第43話 雅楽先輩率いる帰還の扉探索隊
残りのお菓子は、作るのを手伝ってくれたアウィラ兄妹と厨房の人たちに託した。私が帰った後、皆で食べてもらうように頼んである。私が一緒に食べないのはあれだ、例のタイムアタックのせいである。
そう、これから私は、元の世界へ帰るために、王宮中の扉のどこかに隠されている“帰還の扉”というものを探さなければいけないらしい。
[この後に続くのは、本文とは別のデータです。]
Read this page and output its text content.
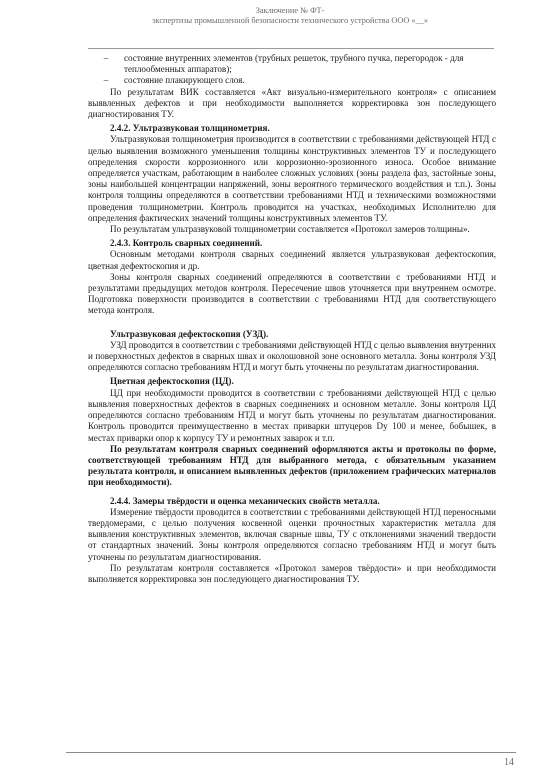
Заключение № ФТ-
экспертизы промышленной безопасности технического устройства ООО «__»
–	состояние внутренних элементов (трубных решеток, трубного пучка, перегородок - для теплообменных аппаратов);
–	состояние плакирующего слоя.

По результатам ВИК составляется «Акт визуально-измерительного контроля» с описанием выявленных дефектов и при необходимости выполняется корректировка зон последующего диагностирования ТУ.

2.4.2. Ультразвуковая толщинометрия.

Ультразвуковая толщинометрия производится в соответствии с требованиями действующей НТД с целью выявления возможного уменьшения толщины конструктивных элементов ТУ и последующего определения скорости коррозионного или коррозионно-эрозионного износа. Особое внимание определяется участкам, работающим в наиболее сложных условиях (зоны раздела фаз, застойные зоны, зоны наибольшей концентрации напряжений, зоны вероятного термического воздействия и т.п.). Зоны контроля толщины определяются в соответствии требованиями НТД и техническими возможностями проведения толщинометрии. Контроль проводится на участках, необходимых Исполнителю для определения фактических значений толщины конструктивных элементов ТУ.

По результатам ультразвуковой толщинометрии составляется «Протокол замеров толщины».

2.4.3. Контроль сварных соединений.

Основным методами контроля сварных соединений является ультразвуковая дефектоскопия, цветная дефектоскопия и др.

Зоны контроля сварных соединений определяются в соответствии с требованиями НТД и результатами предыдущих методов контроля. Пересечение швов уточняется при внутреннем осмотре. Подготовка поверхности производится в соответствии с требованиями НТД для соответствующего метода контроля.

Ультразвуковая дефектоскопия (УЗД).

УЗД проводится в соответствии с требованиями действующей НТД с целью выявления внутренних и поверхностных дефектов в сварных швах и околошовной зоне основного металла. Зоны контроля УЗД определяются согласно требованиям НТД и могут быть уточнены по результатам диагностирования.

Цветная дефектоскопия (ЦД).

ЦД при необходимости проводится в соответствии с требованиями действующей НТД с целью выявления поверхностных дефектов в сварных соединениях и основном металле. Зоны контроля ЦД определяются согласно требованиям НТД и могут быть уточнены по результатам диагностирования. Контроль проводится преимущественно в местах приварки штуцеров Dу 100 и менее, бобышек, в местах приварки опор к корпусу ТУ и ремонтных заварок и т.п.

По результатам контроля сварных соединений оформляются акты и протоколы по форме, соответствующей требованиям НТД для выбранного метода, с обязательным указанием результата контроля, и описанием выявленных дефектов (приложением графических материалов при необходимости).

2.4.4. Замеры твёрдости и оценка механических свойств металла.

Измерение твёрдости проводится в соответствии с требованиями действующей НТД переносными твердомерами, с целью получения косвенной оценки прочностных характеристик металла для выявления конструктивных элементов, включая сварные швы, ТУ с отклонениями значений твердости от стандартных значений. Зоны контроля определяются согласно требованиям НТД и могут быть уточнены по результатам диагностирования.

По результатам контроля составляется «Протокол замеров твёрдости» и при необходимости выполняется корректировка зон последующего диагностирования ТУ.

14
人が通れるサイズの扉ならどの扉でも該当するため、その探索範囲は気が遠くなるほど広い。鬼畜女神、鬼畜の名にふさわしい所業である。絶対帰す気ないだろ、これ。
一応その扉というものは、十人までなら誰がチャレンジしてもいいらしい。何故十人なのか、うっかり十一人目が参加したらどうなるのか、非常に気になるところだが、雅楽先輩は特に気にならなかったらしい。訊けば、最初は一人でやれと言われて、半泣きでチャレンジしたそうな。で、次に召喚されたときに泣きついて、協力者を九人参加させてもいいと許してもらったのだという。──うん、
まぁ、そんな状態だったから、先輩は喜びはすれ、疑問には思わなかったらしい。頭がいいと聞いていたし、実際定期テストの結果は職員室前に張り出される上位陣の中にいるというのに、先輩はどこか抜けている。疑問に思おうよ、そこ。依頼を請けて異世界で頑張ってるんだから、雇用条件改善してもらおうよ。
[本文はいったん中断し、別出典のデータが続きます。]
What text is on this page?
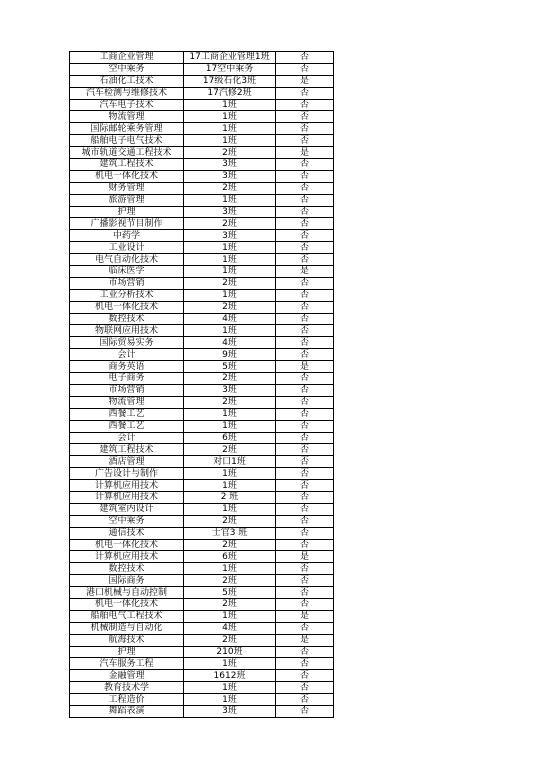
工商企业管理	17工商企业管理1班	否
空中乘务	17空中乘务	否
石油化工技术	17级石化3班	是
汽车检测与维修技术	17汽修2班	否
汽车电子技术	1班	否
物流管理	1班	否
国际邮轮乘务管理	1班	否
船舶电子电气技术	1班	否
城市轨道交通工程技术	2班	是
建筑工程技术	3班	否
机电一体化技术	3班	否
财务管理	2班	否
旅游管理	1班	否
护理	3班	否
广播影视节目制作	2班	否
中药学	3班	否
工业设计	1班	否
电气自动化技术	1班	否
临床医学	1班	是
市场营销	2班	否
工业分析技术	1班	否
机电一体化技术	2班	否
数控技术	4班	否
物联网应用技术	1班	否
国际贸易实务	4班	否
会计	9班	否
商务英语	5班	是
电子商务	2班	否
市场营销	3班	否
物流管理	2班	否
西餐工艺	1班	否
西餐工艺	1班	否
会计	6班	否
建筑工程技术	2班	否
酒店管理	对口1班	否
广告设计与制作	1班	否
计算机应用技术	1班	否
计算机应用技术	2 班	否
建筑室内设计	1班	否
空中乘务	2班	否
通信技术	士官3 班	否
机电一体化技术	2班	否
计算机应用技术	6班	是
数控技术	1班	否
国际商务	2班	否
港口机械与自动控制	5班	否
机电一体化技术	2班	否
船舶电气工程技术	1班	是
机械制造与自动化	4班	否
航海技术	2班	是
护理	210班	否
汽车服务工程	1班	否
金融管理	1612班	否
教育技术学	1班	否
工程造价	1班	否
舞蹈表演	3班	否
心底そう思った私は、雅楽先輩に条件改善を訴えるよう促した。
「先輩……絶対、次は帰還条件を改善してもらった方がいいと思います」
「そうだね」
「一つだけに絞ってもらうのが無理なら、人数増やして人海戦術で行けるようにするか、その扉だけ色を変えてわかりやすくするか、もうちょっと労力を削れるようにした方がいいです」
「たしかにね」
私の提案に雅楽先輩は頷くけれど、ちゃんと帰ってくるだろうか、この人。なんとなく不安になった私は、釘を刺すことにした。
「先輩があんまりにも帰ってこなかったら、私、先輩の実家の神社に行って、天津香香比売様に訴えに行きますから。だから、ちゃんと戻ってくるんですよ?」
「一日も早く戻れるよう頑張ります」
一応確約めいた約束を得た私は、足元に置いた自分の荷物を手に取った。これを持っていないと、私だけ帰ることになってしまう。
「そろそろですかね」
私の発言に雅楽先輩が窓の外を見る。オレンジの夕陽が綺麗だ。もうそろそろ沈みそう。
ちなみに、このゲームの開始は太陽が沈んだ瞬間から。一刻──およそ一時間につき一日の遅れが加算されるらしい。恐ろしいタイムアタックだ。今回帰らない雅楽先輩はどうなるんだろう。対象期間は次の朝日が昇るまでらしいので、大体十二時間、つまりは十二日の行方不明は確定だ。それを越した後の時間換算がどうなるのか、ものすごく怖い。これは、帰ったら鬼畜女神のお社に殴り込みをかけなければいけないかもしれない。
「それじゃ、うーたん先輩、アウィラ、センウィック、ラクィセル、アクィナ、ドウィザさん、ジュウィムさん、ホークィッドさん、トクィラさん、お願いします!」
わたしを助けてくれる九人の選抜隊は、雅楽先輩を先頭に、いつもお世話になっているメンバー、プラス足の速いメンバーで構成されていた。ドウィザさんは豹の獣人、ジュウィムさんはジャッカルの獣人、ホークィッドさんとトクィラさんはウサギの半獣人だ。ウサギの半獣人とか、可愛らしすぎてときめくと思うでしょう? 残念、片方は眼光鋭いおじさん、片方はシックスパックに割れた腹筋を見せつけてるムキムキなお兄さんだった。誰得。
けれども、私には残念がっている時間はなかった。タイムアタックが始まってしまえば、一分一秒も惜しい。そして、その開始はすぐそこに迫っていたのだ。